Nos últimos dias, o nome do cantor Murilo Huff, pai do filho de Marília Mendonça, ganhou destaque na mídia por um motivo delicado: o pedido de guarda unilateral da criança que teve com a cantora.
O tema voltou aos holofotes após declarações da avó materna, Ruth Moreira, que afirmou publicamente que o cantor não estaria pagando pensão alimentícia e que o processo de guarda teria ocorrido sem diálogo prévio com a família materna.
Mas afinal, o que é guarda unilateral e como funciona a pensão nesse contexto? A seguir, explicamos os principais pontos jurídicos do caso com base no que diz a legislação brasileira.
O que é guarda unilateral?
A guarda unilateral é aquela atribuída exclusivamente a um dos genitores ou responsáveis legais. Essa modalidade concentra em uma só pessoa o poder de decisão sobre a vida da criança, incluindo educação, saúde, residência e rotina.
Segundo o artigo 1.583 do Código Civil:
“Compreende-se por guarda unilateral a atribuída a um só dos genitores ou a alguém que o substitua, conferindo-se ao outro o direito de visitas e o dever de supervisionar os interesses dos filhos.”
Portanto, a parte que não detém a guarda ainda possui:
- Direito de convivência (visitas)
- Acesso às informações relevantes da vida da criança
- Obrigação de contribuir com pensão alimentícia, salvo decisão judicial contrária
O caso Murilo Huff: o que foi alegado?
De acordo com declarações da avó materna, Ruth Moreira:
- O pedido de guarda unilateral não teria sido previamente discutido com a família materna;
- Murilo não estaria realizando o pagamento regular da pensão;
- Ela não deseja impedir a convivência do pai com o filho, mas sim garantir o vínculo afetivo com os dois lados da família.
A situação traz à tona uma dúvida comum em muitos processos de família: é possível pedir guarda e não pagar pensão ao mesmo tempo? A resposta é não, salvo decisão judicial expressa, o dever de pagar alimentos continua vigente.
O que o Judiciário considera ao analisar pedidos de guarda?
Toda decisão envolvendo guarda de menores deve seguir o princípio do melhor interesse da criança, conforme previsto no Estatuto da Criança e do Adolescente (ECA) e no próprio Código Civil.
Entre os critérios avaliados estão:
- A estrutura emocional e física oferecida por quem pleiteia a guarda;
- A continuidade dos vínculos afetivos e de rotina já estabelecidos;
- O histórico de convivência, cuidado e presença dos envolvidos;
- A manutenção da convivência familiar ampla, inclusive com avós, tios e outros parentes próximos.
É importante destacar que o vínculo com a família extensa (como os avós) tem sido reconhecido pela jurisprudência brasileira como essencial para o desenvolvimento emocional da criança.
Pensão alimentícia e guarda unilateral: o que diz a lei?
A guarda unilateral não exclui automaticamente a obrigação de pagar pensão alimentícia.
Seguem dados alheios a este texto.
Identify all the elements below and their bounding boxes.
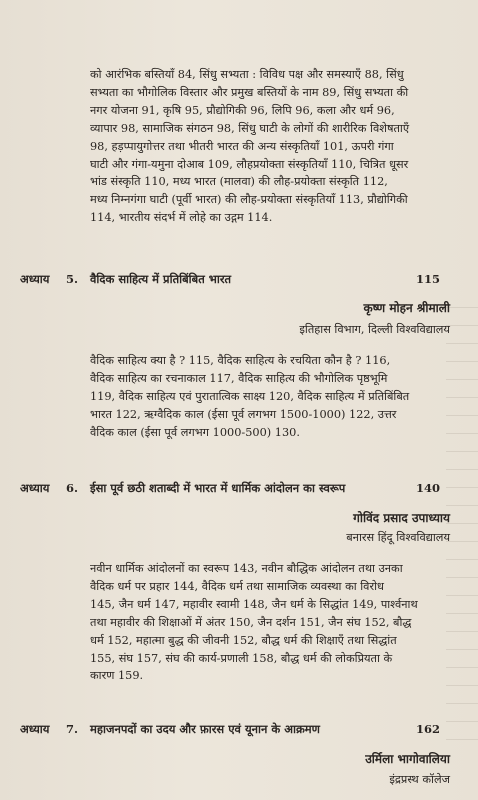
- paragraph-line: 155, संघ 157, संघ की कार्य-प्रणाली 158, बौद्ध धर्म की लोकप्रियता के: [90, 651, 393, 665]
- paragraph-line: भांड संस्कृति 110, मध्य भारत (मालवा) की लौह-प्रयोक्ता संस्कृति 112,: [90, 175, 388, 189]
- chapter-number: 7.: [66, 722, 79, 736]
- paragraph-line: व्यापार 98, सामाजिक संगठन 98, सिंधु घाटी के लोगों की शारीरिक विशेषताएँ: [90, 121, 410, 135]
- chapter-page-number: 162: [415, 722, 440, 736]
- intro-paragraph: [90, 66, 450, 227]
- paragraph-line: वैदिक काल (ईसा पूर्व लगभग 1000-500) 130.: [90, 425, 300, 439]
- chapter-label: अध्याय: [20, 272, 50, 286]
- show-through-text: [446, 300, 478, 740]
- paragraph-line: भारत 122, ऋग्वैदिक काल (ईसा पूर्व लगभग 1500-1000) 122, उत्तर: [90, 407, 397, 421]
- paragraph-line: सभ्यता का भौगोलिक विस्तार और प्रमुख बस्तियों के नाम 89, सिंधु सभ्यता की: [90, 85, 409, 99]
- chapter-title: ईसा पूर्व छठी शताब्दी में भारत में धार्मिक आंदोलन का स्वरूप: [90, 481, 346, 495]
- paragraph-line: 145, जैन धर्म 147, महावीर स्वामी 148, जैन धर्म के सिद्धांत 149, पार्श्वनाथ: [90, 597, 418, 611]
- paragraph-line: 114, भारतीय संदर्भ में लोहे का उद्गम 114.: [90, 211, 273, 225]
- chapter-contents: [90, 352, 450, 442]
- paragraph-line: धर्म 152, महात्मा बुद्ध की जीवनी 152, बौद्ध धर्म की शिक्षाएँ तथा सिद्धांत: [90, 633, 397, 647]
- paragraph-line: वैदिक धर्म पर प्रहार 144, वैदिक धर्म तथा सामाजिक व्यवस्था का विरोध: [90, 579, 384, 593]
- paragraph-line: को आरंभिक बस्तियाँ 84, सिंधु सभ्यता : विविध पक्ष और समस्याएँ 88, सिंधु: [90, 68, 404, 81]
- paragraph-line: घाटी और गंगा-यमुना दोआब 109, लौहप्रयोक्ता संस्कृतियाँ 110, चित्रित धूसर: [90, 157, 409, 171]
- chapter-author: कृष्ण मोहन श्रीमाली: [363, 301, 450, 315]
- paragraph-line: वैदिक साहित्य क्या है ? 115, वैदिक साहित्य के रचयिता कौन है ? 116,: [90, 354, 391, 367]
- paragraph-line: कारण 159.: [90, 669, 144, 683]
- chapter-label: अध्याय: [20, 481, 50, 495]
- chapter-title: महाजनपदों का उदय और फ़ारस एवं यूनान के आक्रमण: [90, 722, 320, 736]
- paragraph-line: 119, वैदिक साहित्य एवं पुरातात्विक साक्ष्य 120, वैदिक साहित्य में प्रतिबिंबित: [90, 389, 410, 403]
- chapter-title: वैदिक साहित्य में प्रतिबिंबित भारत: [90, 272, 232, 286]
- chapter-author: गोविंद प्रसाद उपाध्याय: [353, 511, 450, 525]
- chapter-label: अध्याय: [20, 722, 50, 736]
- chapter-contents: [90, 560, 450, 685]
- chapter-institution: इंद्रप्रस्थ कॉलेज: [389, 773, 450, 786]
- chapter-author: उर्मिला भागोवालिया: [365, 752, 450, 766]
- chapter-number: 6.: [66, 481, 79, 495]
- chapter-page-number: 140: [415, 481, 440, 495]
- paragraph-line: मध्य निम्नगंगा घाटी (पूर्वी भारत) की लौह-प्रयोक्ता संस्कृतियाँ 113, प्रौद्योगिकी: [90, 193, 408, 207]
- paragraph-line: वैदिक साहित्य का रचनाकाल 117, वैदिक साहित्य की भौगोलिक पृष्ठभूमि: [90, 371, 388, 385]
- chapter-number: 5.: [66, 272, 79, 286]
- paragraph-line: तथा महावीर की शिक्षाओं में अंतर 150, जैन दर्शन 151, जैन संघ 152, बौद्ध: [90, 615, 412, 629]
- chapter-page-number: 115: [415, 272, 440, 286]
- paragraph-line: नगर योजना 91, कृषि 95, प्रौद्योगिकी 96, लिपि 96, कला और धर्म 96,: [90, 103, 395, 117]
- paragraph-line: 98, हड़प्पायुगोत्तर तथा भीतरी भारत की अन्य संस्कृतियाँ 101, ऊपरी गंगा: [90, 139, 394, 153]
- chapter-institution: इतिहास विभाग, दिल्ली विश्वविद्यालय: [299, 323, 450, 336]
- chapter-institution: बनारस हिंदू विश्वविद्यालय: [346, 531, 450, 544]
- paragraph-line: नवीन धार्मिक आंदोलनों का स्वरूप 143, नवीन बौद्धिक आंदोलन तथा उनका: [90, 562, 403, 575]
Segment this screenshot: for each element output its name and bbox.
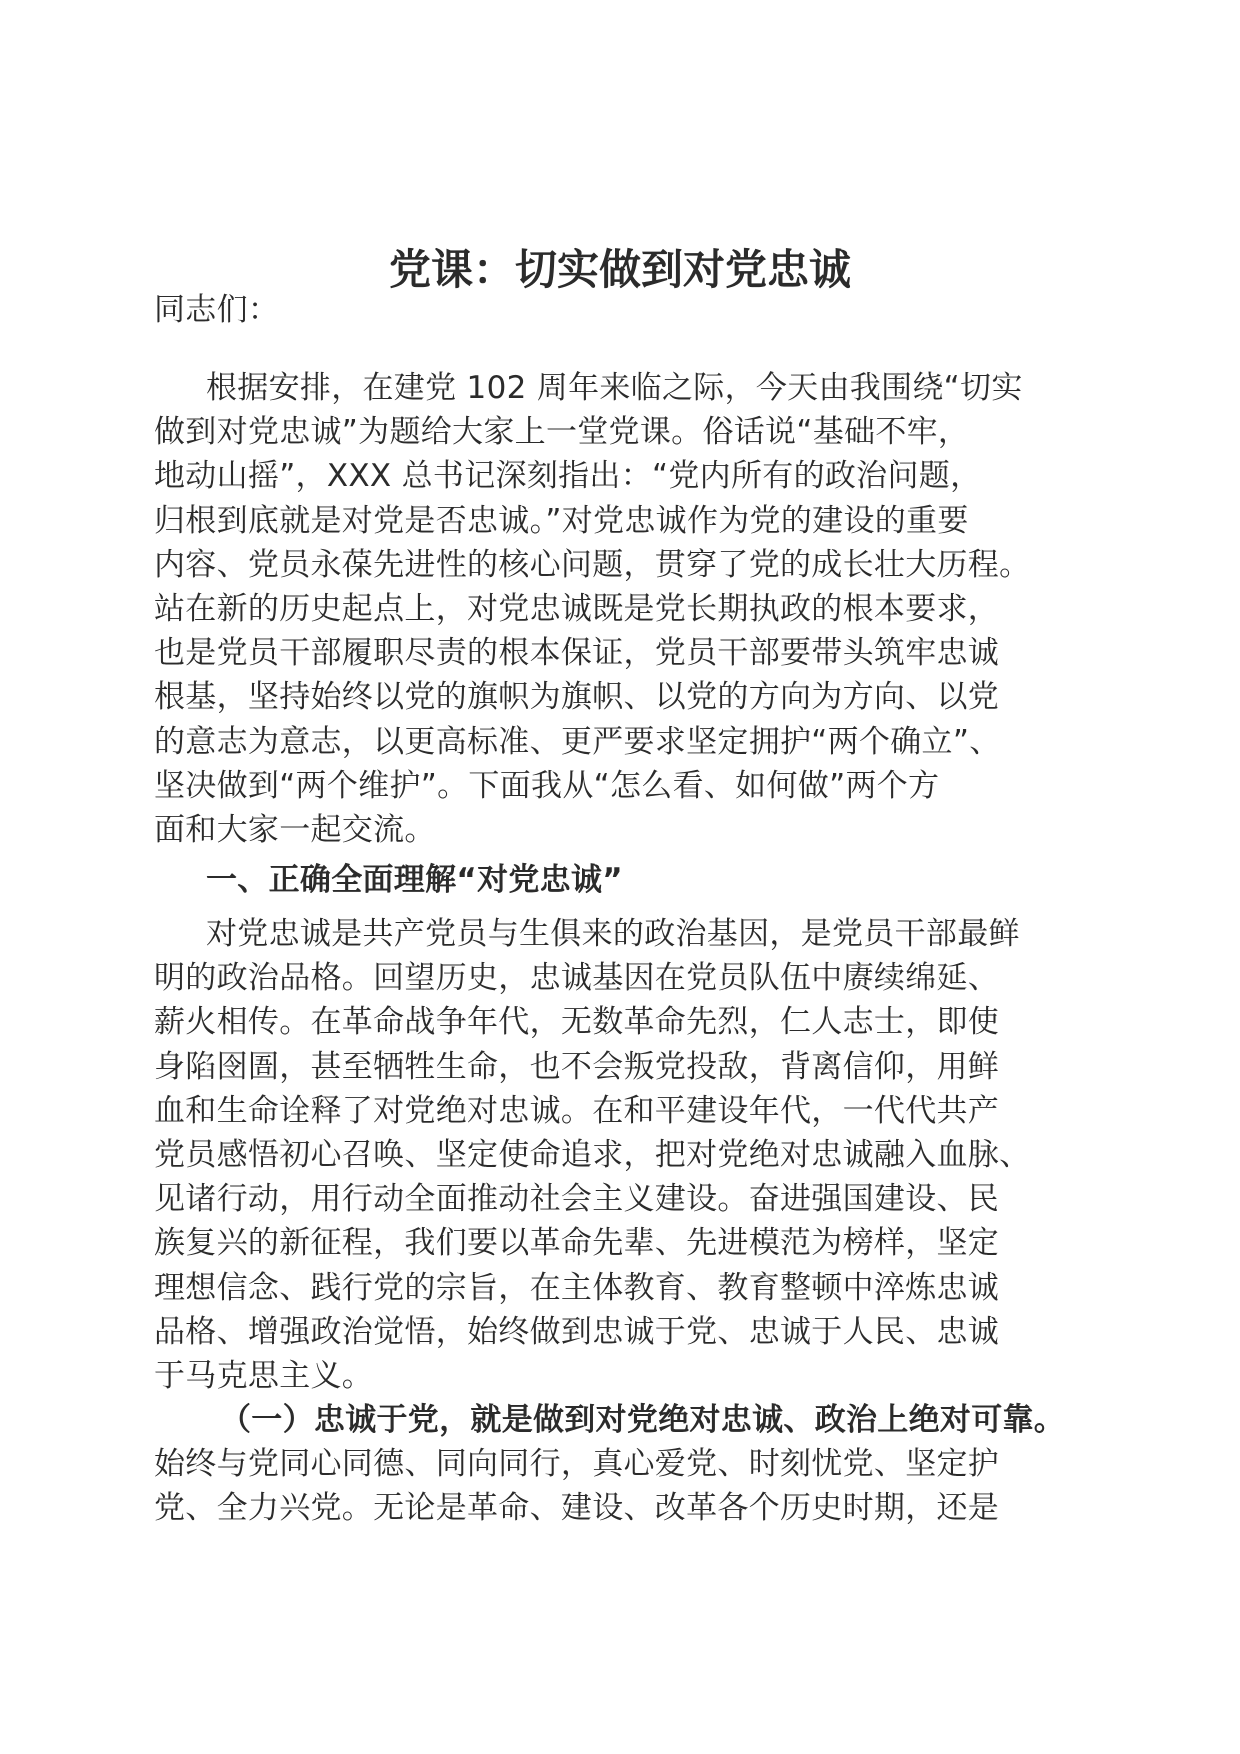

A pensão continua sendo devida até que haja uma nova sentença judicial que determine o contrário.
Em outras palavras, mesmo que um pai ou mãe solicite a guarda exclusiva do filho, isso não o isenta de suas responsabilidades financeiras, principalmente se a guarda ainda não foi concedida ou se a criança ainda vive sob os cuidados de outro responsável.
Reflexão: o que esse caso nos ensina?
Casos como o de Murilo Huff revelam algo muito comum no direito de família: decisões tomadas no calor do conflito, sem mediação ou escuta mútua, tendem a gerar mais danos emocionais do que soluções.
A criança envolvida perdeu a mãe de forma precoce. Mais do que nunca, precisa de estabilidade, carinho e uma convivência saudável com ambos os lados da família. O afastamento abrupto de qualquer referencial afetivo pode ser extremamente prejudicial, e muitas vezes, evitável com o uso de mediação familiar.
Conclusão
O pedido de guarda unilateral é um direito legítimo previsto na lei. No entanto, é necessário compreender que a guarda, a pensão e o direito à convivência são partes interligadas do mesmo sistema de proteção à infância.
Em vez de disputas judiciais que expõem a criança a conflitos, o ideal é buscar alternativas como:
- Acordos extrajudiciais homologados judicialmente;
- Mediação familiar;
- Acompanhamento psicológico para a criança e os responsáveis.
No centro de tudo deve estar sempre o melhor interesse da criança, e não o conflito entre adultos.